Батько. Гуляй-Поле

Заря свободы

Март 1917, Москва

За ним шли.

Шли, прячась во мгле весенней метели.

Впрочем, какая весна в начале марта? Так, название одно, зима-зимой.

Чужие шаги он услышал еще на Божедомке. Его собственные глухо постукивали, и сперва он подумал — эхо, но сзади по камню мостовой отчетливо звякнула подковка.

Подняв воротник, он двинулся к перекрестку, на котором горел одинокий фонарь, а уже за ним резко обернулся.

Глаз уловил слабую тень, исчезнувшую во мраке подворотни.
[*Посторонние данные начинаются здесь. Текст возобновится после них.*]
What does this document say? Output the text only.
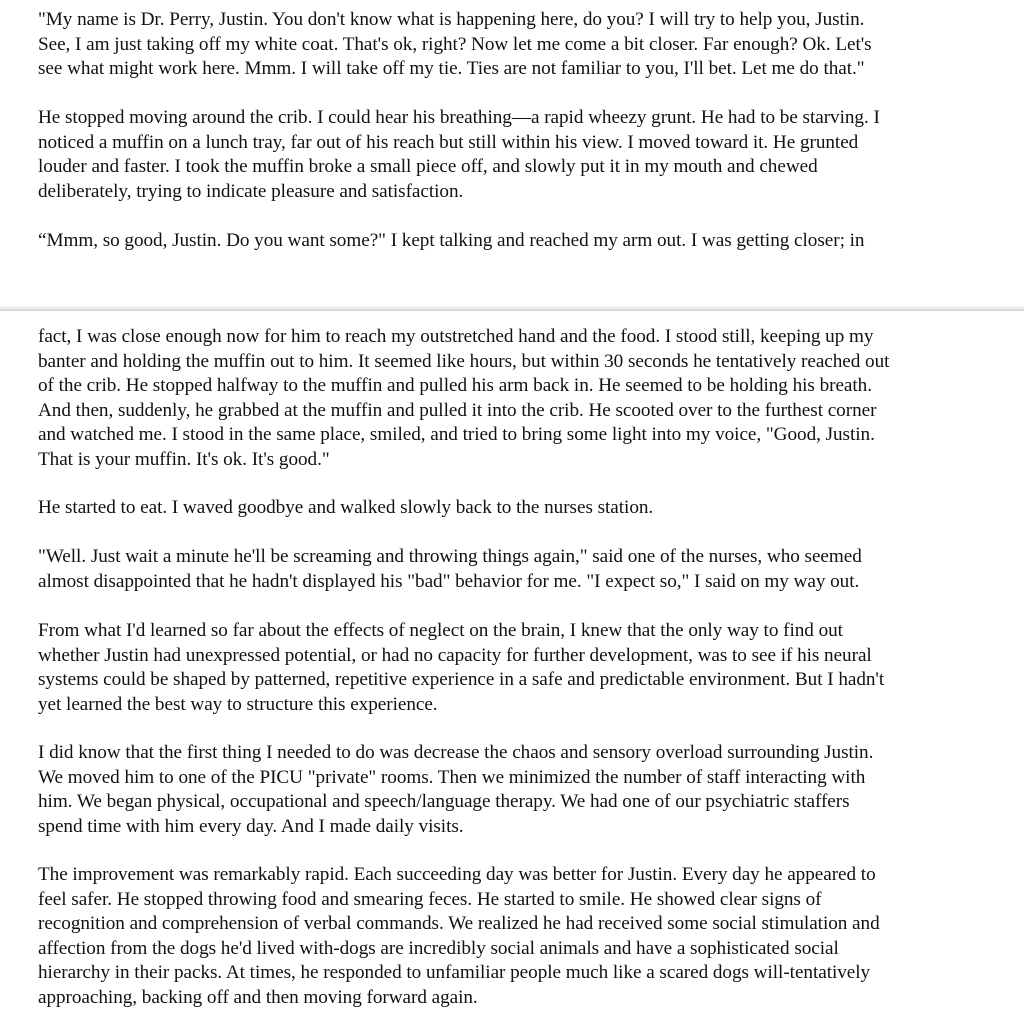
"My name is Dr. Perry, Justin. You don't know what is happening here, do you? I will try to help you, Justin.
See, I am just taking off my white coat. That's ok, right? Now let me come a bit closer. Far enough? Ok. Let's
see what might work here. Mmm. I will take off my tie. Ties are not familiar to you, I'll bet. Let me do that."

He stopped moving around the crib. I could hear his breathing—a rapid wheezy grunt. He had to be starving. I
noticed a muffin on a lunch tray, far out of his reach but still within his view. I moved toward it. He grunted
louder and faster. I took the muffin broke a small piece off, and slowly put it in my mouth and chewed
deliberately, trying to indicate pleasure and satisfaction.

“Mmm, so good, Justin. Do you want some?" I kept talking and reached my arm out. I was getting closer; in

fact, I was close enough now for him to reach my outstretched hand and the food. I stood still, keeping up my
banter and holding the muffin out to him. It seemed like hours, but within 30 seconds he tentatively reached out
of the crib. He stopped halfway to the muffin and pulled his arm back in. He seemed to be holding his breath.
And then, suddenly, he grabbed at the muffin and pulled it into the crib. He scooted over to the furthest corner
and watched me. I stood in the same place, smiled, and tried to bring some light into my voice, "Good, Justin.
That is your muffin. It's ok. It's good."

He started to eat. I waved goodbye and walked slowly back to the nurses station.

"Well. Just wait a minute he'll be screaming and throwing things again," said one of the nurses, who seemed
almost disappointed that he hadn't displayed his "bad" behavior for me. "I expect so," I said on my way out.

From what I'd learned so far about the effects of neglect on the brain, I knew that the only way to find out
whether Justin had unexpressed potential, or had no capacity for further development, was to see if his neural
systems could be shaped by patterned, repetitive experience in a safe and predictable environment. But I hadn't
yet learned the best way to structure this experience.

I did know that the first thing I needed to do was decrease the chaos and sensory overload surrounding Justin.
We moved him to one of the PICU "private" rooms. Then we minimized the number of staff interacting with
him. We began physical, occupational and speech/language therapy. We had one of our psychiatric staffers
spend time with him every day. And I made daily visits.

The improvement was remarkably rapid. Each succeeding day was better for Justin. Every day he appeared to
feel safer. He stopped throwing food and smearing feces. He started to smile. He showed clear signs of
recognition and comprehension of verbal commands. We realized he had received some social stimulation and
affection from the dogs he'd lived with-dogs are incredibly social animals and have a sophisticated social
hierarchy in their packs. At times, he responded to unfamiliar people much like a scared dogs will-tentatively
approaching, backing off and then moving forward again.
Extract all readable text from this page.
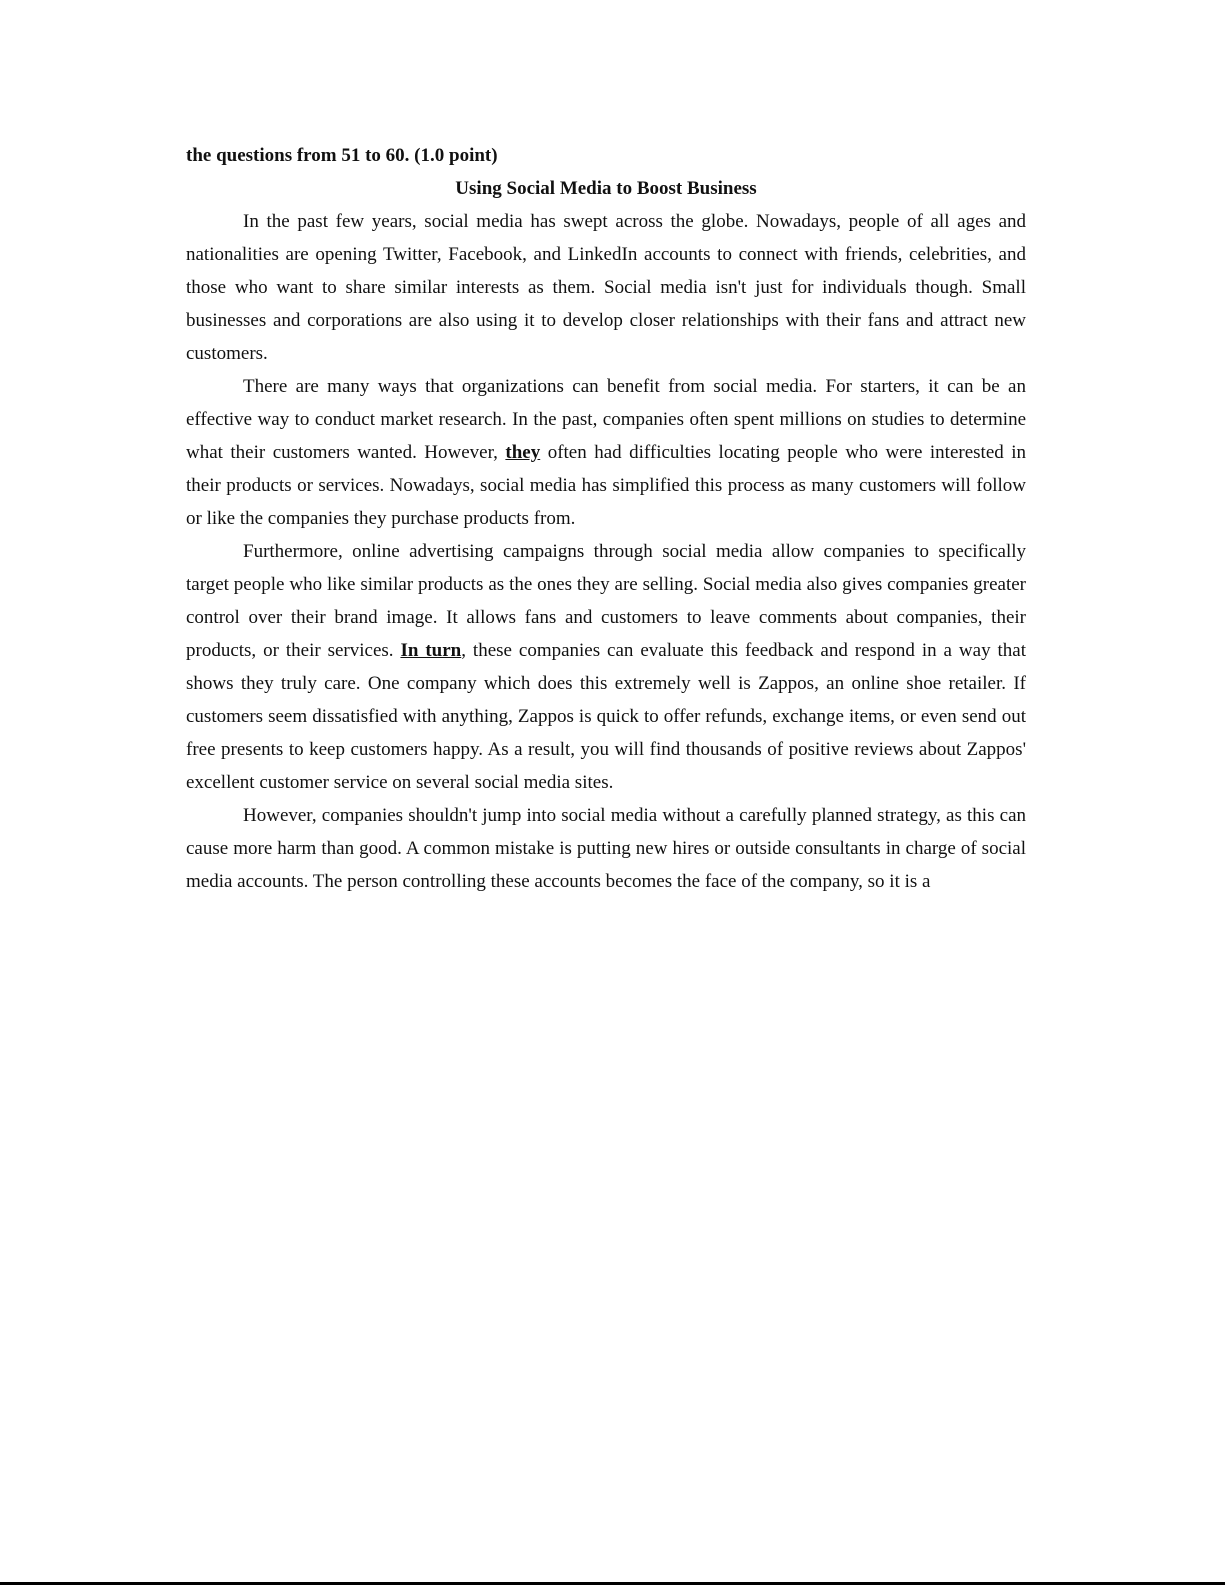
the questions from 51 to 60. (1.0 point)

Using Social Media to Boost Business

In the past few years, social media has swept across the globe. Nowadays, people of all ages and nationalities are opening Twitter, Facebook, and LinkedIn accounts to connect with friends, celebrities, and those who want to share similar interests as them. Social media isn't just for individuals though. Small businesses and corporations are also using it to develop closer relationships with their fans and attract new customers.

There are many ways that organizations can benefit from social media. For starters, it can be an effective way to conduct market research. In the past, companies often spent millions on studies to determine what their customers wanted. However, they often had difficulties locating people who were interested in their products or services. Nowadays, social media has simplified this process as many customers will follow or like the companies they purchase products from.

Furthermore, online advertising campaigns through social media allow companies to specifically target people who like similar products as the ones they are selling. Social media also gives companies greater control over their brand image. It allows fans and customers to leave comments about companies, their products, or their services. In turn, these companies can evaluate this feedback and respond in a way that shows they truly care. One company which does this extremely well is Zappos, an online shoe retailer. If customers seem dissatisfied with anything, Zappos is quick to offer refunds, exchange items, or even send out free presents to keep customers happy. As a result, you will find thousands of positive reviews about Zappos' excellent customer service on several social media sites.

However, companies shouldn't jump into social media without a carefully planned strategy, as this can cause more harm than good. A common mistake is putting new hires or outside consultants in charge of social media accounts. The person controlling these accounts becomes the face of the company, so it is a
Или это ему померещилось? Но он точно слышал и скрип подтаявшего снега под подошвами, и хруст песчаной посыпки…

Холодный воздух, густой и вязкий, драл горло, заставляя дышать короткими, прерывистыми глотками. Снежная крошка, подхваченная ветром, билась в лицо, а переулки вокруг укутались темнотой и тишиной.

Шли настойчиво и явно за ним — но кто?

Охранка? Нет, после приказа нового министра юстиции он ей не интересен, да и где она теперь, та охранка?

Свои? Так свои могли бы просто подойти.

Грабители? Но что с него взять — пальто с чужого плеча да потертая меховая шапка-гоголь. Разве что денежное пособие, что ему выдали в университете Шанявского…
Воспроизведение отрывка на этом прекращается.